Jetzt wird das verschiebbare Glas des Helmes zugeschraubt, und der Taucher ist zum Abstieg fertig. Sofort tritt die Luftpumpe, an der zwei Mann arbeiten, in Thätigkeit und liefert in der Minute fünfundachtzig Liter Luft. Nun heißt es: „Hochherziger Jüngling, fahre wohl!“

Da unten ist es aber gar nicht so fürchterlich, und wer sich davon überzeugen will, der braucht nur in das untere Geschoß des Pavillons hinabzusteigen, wo er durch eins der im Bassin angebrachten Gucklöcher unsern Tausendkünstler in völliger Thätigkeit beobachten kann.
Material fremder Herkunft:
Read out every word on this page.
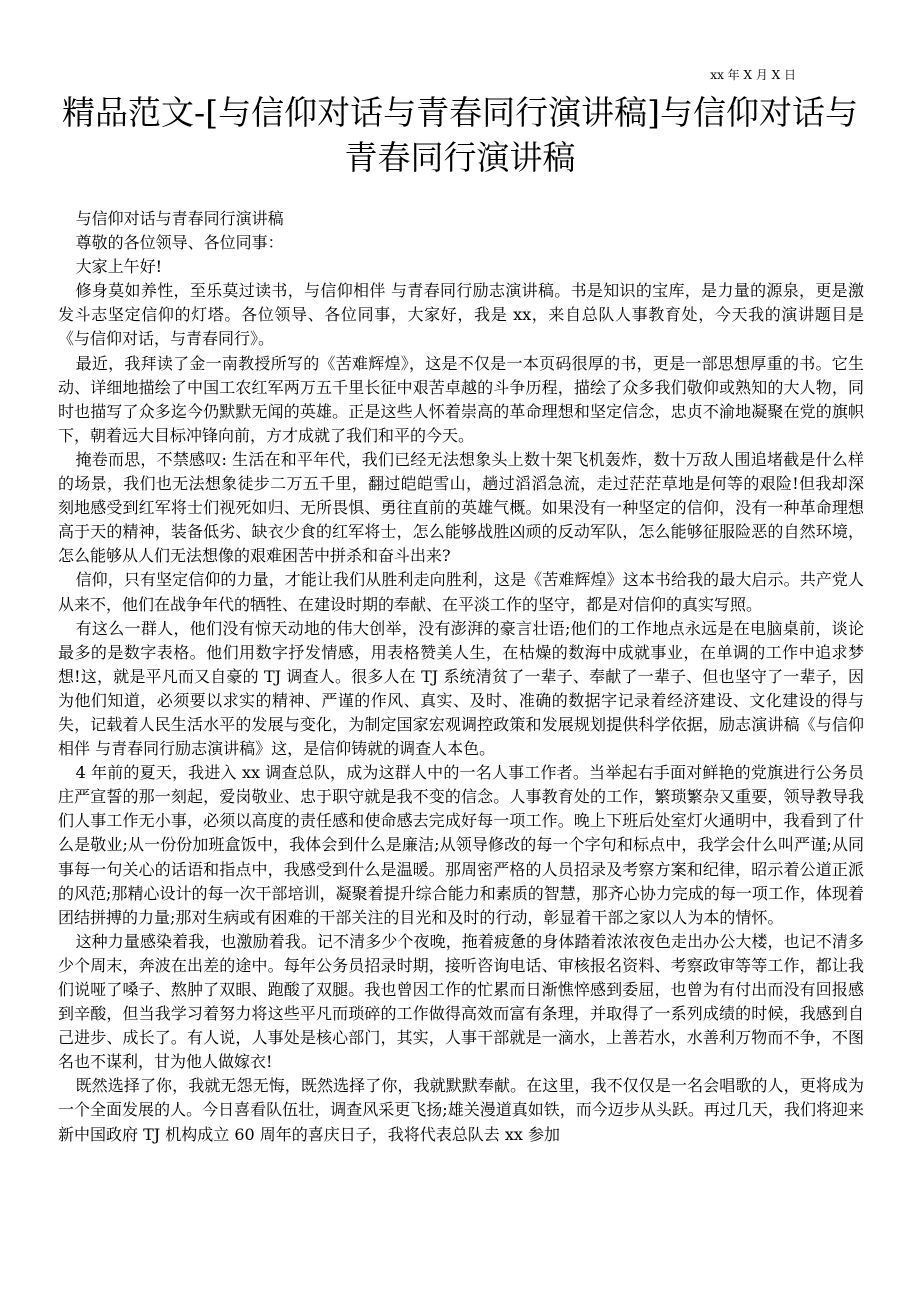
xx 年 X 月 X 日
精品范文-[与信仰对话与青春同行演讲稿]与信仰对话与青春同行演讲稿

与信仰对话与青春同行演讲稿

尊敬的各位领导、各位同事：

大家上午好!

修身莫如养性，至乐莫过读书，与信仰相伴 与青春同行励志演讲稿。书是知识的宝库，是力量的源泉，更是激发斗志坚定信仰的灯塔。各位领导、各位同事，大家好，我是 xx，来自总队人事教育处，今天我的演讲题目是《与信仰对话，与青春同行》。

最近，我拜读了金一南教授所写的《苦难辉煌》，这是不仅是一本页码很厚的书，更是一部思想厚重的书。它生动、详细地描绘了中国工农红军两万五千里长征中艰苦卓越的斗争历程，描绘了众多我们敬仰或熟知的大人物，同时也描写了众多迄今仍默默无闻的英雄。正是这些人怀着崇高的革命理想和坚定信念，忠贞不渝地凝聚在党的旗帜下，朝着远大目标冲锋向前，方才成就了我们和平的今天。

掩卷而思，不禁感叹: 生活在和平年代，我们已经无法想象头上数十架飞机轰炸，数十万敌人围追堵截是什么样的场景，我们也无法想象徒步二万五千里，翻过皑皑雪山，趟过滔滔急流，走过茫茫草地是何等的艰险!但我却深刻地感受到红军将士们视死如归、无所畏惧、勇往直前的英雄气概。如果没有一种坚定的信仰，没有一种革命理想高于天的精神，装备低劣、缺衣少食的红军将士，怎么能够战胜凶顽的反动军队，怎么能够征服险恶的自然环境，怎么能够从人们无法想像的艰难困苦中拼杀和奋斗出来?

信仰，只有坚定信仰的力量，才能让我们从胜利走向胜利，这是《苦难辉煌》这本书给我的最大启示。共产党人从来不，他们在战争年代的牺牲、在建设时期的奉献、在平淡工作的坚守，都是对信仰的真实写照。

有这么一群人，他们没有惊天动地的伟大创举，没有澎湃的豪言壮语;他们的工作地点永远是在电脑桌前，谈论最多的是数字表格。他们用数字抒发情感，用表格赞美人生，在枯燥的数海中成就事业，在单调的工作中追求梦想!这，就是平凡而又自豪的 TJ 调查人。很多人在 TJ 系统清贫了一辈子、奉献了一辈子、但也坚守了一辈子，因为他们知道，必须要以求实的精神、严谨的作风、真实、及时、准确的数据字记录着经济建设、文化建设的得与失，记载着人民生活水平的发展与变化，为制定国家宏观调控政策和发展规划提供科学依据，励志演讲稿《与信仰相伴 与青春同行励志演讲稿》这，是信仰铸就的调查人本色。

4 年前的夏天，我进入 xx 调查总队，成为这群人中的一名人事工作者。当举起右手面对鲜艳的党旗进行公务员庄严宣誓的那一刻起，爱岗敬业、忠于职守就是我不变的信念。人事教育处的工作，繁琐繁杂又重要，领导教导我们人事工作无小事，必须以高度的责任感和使命感去完成好每一项工作。晚上下班后处室灯火通明中，我看到了什么是敬业;从一份份加班盒饭中，我体会到什么是廉洁;从领导修改的每一个字句和标点中，我学会什么叫严谨;从同事每一句关心的话语和指点中，我感受到什么是温暖。那周密严格的人员招录及考察方案和纪律，昭示着公道正派的风范;那精心设计的每一次干部培训，凝聚着提升综合能力和素质的智慧，那齐心协力完成的每一项工作，体现着团结拼搏的力量;那对生病或有困难的干部关注的目光和及时的行动，彰显着干部之家以人为本的情怀。

这种力量感染着我，也激励着我。记不清多少个夜晚，拖着疲惫的身体踏着浓浓夜色走出办公大楼，也记不清多少个周末，奔波在出差的途中。每年公务员招录时期，接听咨询电话、审核报名资料、考察政审等等工作，都让我们说哑了嗓子、熬肿了双眼、跑酸了双腿。我也曾因工作的忙累而日渐憔悴感到委屈，也曾为有付出而没有回报感到辛酸，但当我学习着努力将这些平凡而琐碎的工作做得高效而富有条理，并取得了一系列成绩的时候，我感到自己进步、成长了。有人说，人事处是核心部门，其实，人事干部就是一滴水，上善若水，水善利万物而不争，不图名也不谋利，甘为他人做嫁衣!

既然选择了你，我就无怨无悔，既然选择了你，我就默默奉献。在这里，我不仅仅是一名会唱歌的人，更将成为一个全面发展的人。今日喜看队伍壮，调查风采更飞扬;雄关漫道真如铁，而今迈步从头跃。再过几天，我们将迎来新中国政府 TJ 机构成立 60 周年的喜庆日子，我将代表总队去 xx 参加
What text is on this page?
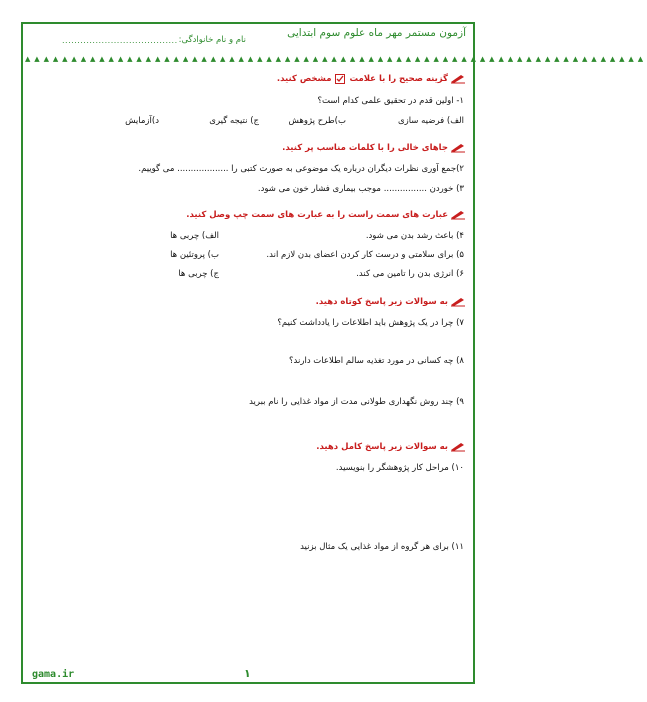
آزمون مستمر مهر ماه علوم سوم ابتدایی
نام و نام خانوادگی:
......................................
▲▲▲▲▲▲▲▲▲▲▲▲▲▲▲▲▲▲▲▲▲▲▲▲▲▲▲▲▲▲▲▲▲▲▲▲▲▲▲▲▲▲▲▲▲▲▲▲▲▲▲▲▲▲▲▲▲▲▲▲▲▲▲▲▲▲▲
گزینه صحیح را با علامت
مشخص کنید.
۱- اولین قدم در تحقیق علمی کدام است؟
الف) فرضیه سازی
ب)طرح پژوهش
ج) نتیجه گیری
د)آزمایش
جاهای خالی را با کلمات مناسب پر کنید.
۲)جمع آوری نظرات دیگران درباره یک موضوعی به صورت کتبی را ................... می گوییم.
۳) خوردن ................ موجب بیماری فشار خون می شود.
عبارت های سمت راست را به عبارت های سمت چپ وصل کنید.
۴) باعث رشد بدن می شود.
الف) چربی ها
۵) برای سلامتی و درست کار کردن اعضای بدن لازم اند.
ب) پروتئین ها
۶) انرژی بدن را تامین می کند.
ج) چربی ها
به سوالات زیر پاسخ کوتاه دهید.
۷) چرا در یک پژوهش باید اطلاعات را یادداشت کنیم؟
۸) چه کسانی در مورد تغذیه سالم اطلاعات دارند؟
۹) چند روش نگهداری طولانی مدت از مواد غذایی را نام ببرید
به سوالات زیر پاسخ کامل دهید.
۱۰) مراحل کار پژوهشگر را بنویسید.
۱۱) برای هر گروه از مواد غذایی یک مثال بزنید
gama.ir	۱
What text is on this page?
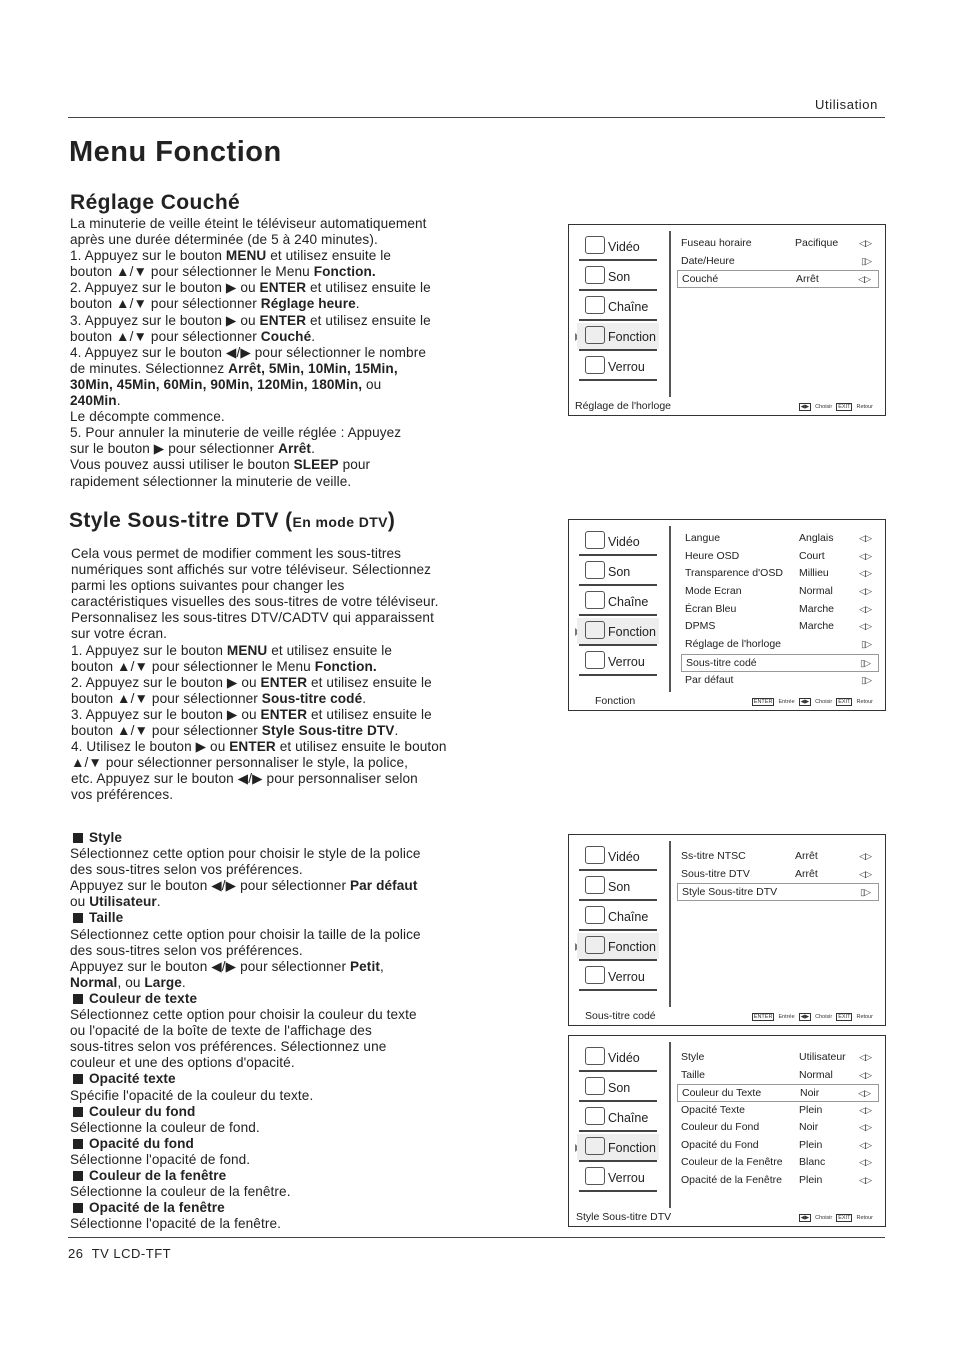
Utilisation
Menu Fonction
Réglage Couché

La minuterie de veille éteint le téléviseur automatiquement

après une durée déterminée (de 5 à 240 minutes).

1. Appuyez sur le bouton MENU et utilisez ensuite le

bouton ▲/▼ pour sélectionner le Menu Fonction.

2. Appuyez sur le bouton ▶ ou ENTER et utilisez ensuite le

bouton ▲/▼ pour sélectionner Réglage heure.

3. Appuyez sur le bouton ▶ ou ENTER et utilisez ensuite le

bouton ▲/▼ pour sélectionner Couché.

4. Appuyez sur le bouton ◀/▶ pour sélectionner le nombre

de minutes. Sélectionnez Arrêt, 5Min, 10Min, 15Min,

30Min, 45Min, 60Min, 90Min, 120Min, 180Min, ou

240Min.

Le décompte commence.

5. Pour annuler la minuterie de veille réglée : Appuyez

sur le bouton ▶ pour sélectionner Arrêt.

Vous pouvez aussi utiliser le bouton SLEEP pour

rapidement sélectionner la minuterie de veille.

Style Sous-titre DTV (En mode DTV)

Cela vous permet de modifier comment les sous-titres

numériques sont affichés sur votre téléviseur. Sélectionnez

parmi les options suivantes pour changer les

caractéristiques visuelles des sous-titres de votre téléviseur.

Personnalisez les sous-titres DTV/CADTV qui apparaissent

sur votre écran.

1. Appuyez sur le bouton MENU et utilisez ensuite le

bouton ▲/▼ pour sélectionner le Menu Fonction.

2. Appuyez sur le bouton ▶ ou ENTER et utilisez ensuite le

bouton ▲/▼ pour sélectionner Sous-titre codé.

3. Appuyez sur le bouton ▶ ou ENTER et utilisez ensuite le

bouton ▲/▼ pour sélectionner Style Sous-titre DTV.

4. Utilisez le bouton ▶ ou ENTER et utilisez ensuite le bouton

▲/▼ pour sélectionner personnaliser le style, la police,

etc. Appuyez sur le bouton ◀/▶ pour personnaliser selon

vos préférences.

Style

Sélectionnez cette option pour choisir le style de la police

des sous-titres selon vos préférences.

Appuyez sur le bouton ◀/▶ pour sélectionner Par défaut

ou Utilisateur.

Taille

Sélectionnez cette option pour choisir la taille de la police

des sous-titres selon vos préférences.

Appuyez sur le bouton ◀/▶ pour sélectionner Petit,

Normal, ou Large.

Couleur de texte

Sélectionnez cette option pour choisir la couleur du texte

ou l'opacité de la boîte de texte de l'affichage des

sous-titres selon vos préférences. Sélectionnez une

couleur et une des options d'opacité.

Opacité texte

Spécifie l'opacité de la couleur du texte.

Couleur du fond

Sélectionne la couleur de fond.

Opacité du fond

Sélectionne l'opacité de fond.

Couleur de la fenêtre

Sélectionne la couleur de la fenêtre.

Opacité de la fenêtre

Sélectionne l'opacité de la fenêtre.

Vidéo
Son
Chaîne
Fonction
Verrou
Fuseau horaire	Pacifique ◁▷
Date/Heure	▯▷
Couché	Arrêt	◁▷
Réglage de l'horloge	◀▶ Choisir EXIT Retour
Vidéo
Son
Chaîne
Fonction
Verrou
Langue	Anglais	◁▷
Heure OSD	Court	◁▷
Transparence d'OSD Millieu	◁▷
Mode Ecran	Normal	◁▷
Écran Bleu	Marche	◁▷
DPMS	Marche	◁▷
Réglage de l'horloge	▯▷
Sous-titre codé	▯▷
Par défaut	▯▷
Fonction	ENTER Entrée ◀▶ Choisir EXIT Retour
Vidéo
Son
Chaîne
Fonction
Verrou
Ss-titre NTSC	Arrêt	◁▷
Sous-titre DTV	Arrêt	◁▷
Style Sous-titre DTV	▯▷
Sous-titre codé	ENTER Entrée ◀▶ Choisir EXIT Retour
Vidéo
Son
Chaîne
Fonction
Verrou
Style	Utilisateur ◁▷
Taille	Normal	◁▷
Couleur du Texte	Noir	◁▷
Opacité Texte	Plein	◁▷
Couleur du Fond	Noir	◁▷
Opacité du Fond	Plein	◁▷
Couleur de la Fenêtre Blanc	◁▷
Opacité de la Fenêtre Plein	◁▷
Style Sous-titre DTV	◀▶ Choisir EXIT Retour
26 TV LCD-TFT
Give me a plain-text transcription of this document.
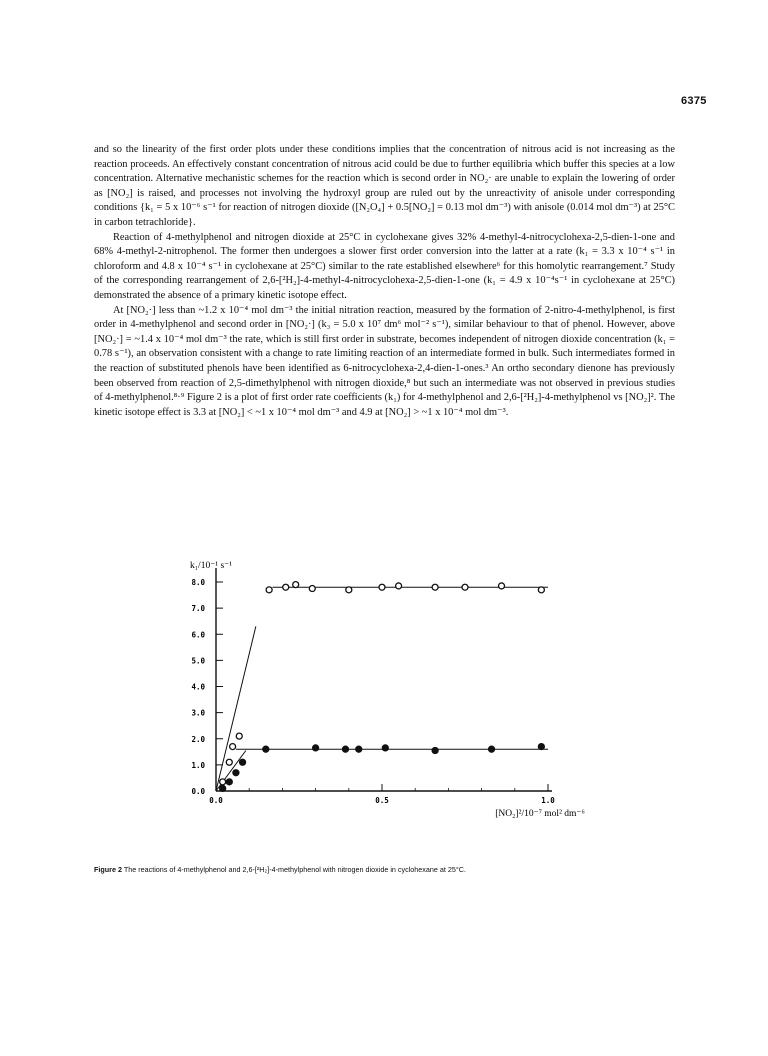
6375

and so the linearity of the first order plots under these conditions implies that the concentration of nitrous acid is not increasing as the reaction proceeds. An effectively constant concentration of nitrous acid could be due to further equilibria which buffer this species at a low concentration. Alternative mechanistic schemes for the reaction which is second order in NO₂· are unable to explain the lowering of order as [NO₂] is raised, and processes not involving the hydroxyl group are ruled out by the unreactivity of anisole under corresponding conditions {k₁ = 5 x 10⁻⁶ s⁻¹ for reaction of nitrogen dioxide ([N₂O₄] + 0.5[NO₂] = 0.13 mol dm⁻³) with anisole (0.014 mol dm⁻³) at 25°C in carbon tetrachloride}.

Reaction of 4-methylphenol and nitrogen dioxide at 25°C in cyclohexane gives 32% 4-methyl-4-nitrocyclohexa-2,5-dien-1-one and 68% 4-methyl-2-nitrophenol. The former then undergoes a slower first order conversion into the latter at a rate (k₁ = 3.3 x 10⁻⁴ s⁻¹ in chloroform and 4.8 x 10⁻⁴ s⁻¹ in cyclohexane at 25°C) similar to the rate established elsewhere⁶ for this homolytic rearrangement.⁷ Study of the corresponding rearrangement of 2,6-[²H₂]-4-methyl-4-nitrocyclohexa-2,5-dien-1-one (k₁ = 4.9 x 10⁻⁴s⁻¹ in cyclohexane at 25°C) demonstrated the absence of a primary kinetic isotope effect.

At [NO₂·] less than ~1.2 x 10⁻⁴ mol dm⁻³ the initial nitration reaction, measured by the formation of 2-nitro-4-methylphenol, is first order in 4-methylphenol and second order in [NO₂·] (k₃ = 5.0 x 10⁷ dm⁶ mol⁻² s⁻¹), similar behaviour to that of phenol. However, above [NO₂·] = ~1.4 x 10⁻⁴ mol dm⁻³ the rate, which is still first order in substrate, becomes independent of nitrogen dioxide concentration (k₁ = 0.78 s⁻¹), an observation consistent with a change to rate limiting reaction of an intermediate formed in bulk. Such intermediates formed in the reaction of substituted phenols have been identified as 6-nitrocyclohexa-2,4-dien-1-ones.³ An ortho secondary dienone has previously been observed from reaction of 2,5-dimethylphenol with nitrogen dioxide,⁸ but such an intermediate was not observed in previous studies of 4-methylphenol.⁸·⁹ Figure 2 is a plot of first order rate coefficients (k₁) for 4-methylphenol and 2,6-[²H₂]-4-methylphenol vs [NO₂]². The kinetic isotope effect is 3.3 at [NO₂] < ~1 x 10⁻⁴ mol dm⁻³ and 4.9 at [NO₂] > ~1 x 10⁻⁴ mol dm⁻³.

0.0
1.0
2.0
3.0
4.0
5.0
6.0
7.0
8.0
0.0	0.5	1.0
k₁/10⁻¹ s⁻¹
[NO₂]²/10⁻⁷ mol² dm⁻⁶
Figure 2 The reactions of 4-methylphenol and 2,6-[²H₂]-4-methylphenol with nitrogen dioxide in cyclohexane at 25°C.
Er schreibt dort unter Wasser, spaltet Holz, dessen einzelne Scheite von selbst an die Oberfläche steigen etc. Zum Schluß hat auch für ihn das Handwerk einen lucrativen Boden, welcher zwar nicht aus Gold, aber wenigstens aus Nickel oder gar Silber besteht, denn die Gäste da oben im Amphitheater werfen manchmal in Erinnerung an die Becher und Ring spendende Majestät kleine Münzen in die Tiefe hinab, welche der Taucher an das rosigte Licht fördert. Manchmal überrascht er auch das Publicum durch sein plötzliches Erscheinen an der Wasseroberfläche, das er „aus eigener Kraft“ bewerkstelligt. Um dies zu ermöglichen, führt er die eingeathmete Luft nicht mehr durch den Mund in das Ausathmungsventil, sondern bläst sie durch die Nase in seinen Anzug hinein.

So bietet denn dieser Taucherpavillon dem Laien Gelegenheit, sich über die moderne Taucherkunst einen richtigen Begriff zu bilden, und spiegelt im Kleinen ein Bild der menschlichen Thätigkeit wieder, welche in der Gegenwart zu immer höherer Vollendung und Bedeutung gelangt.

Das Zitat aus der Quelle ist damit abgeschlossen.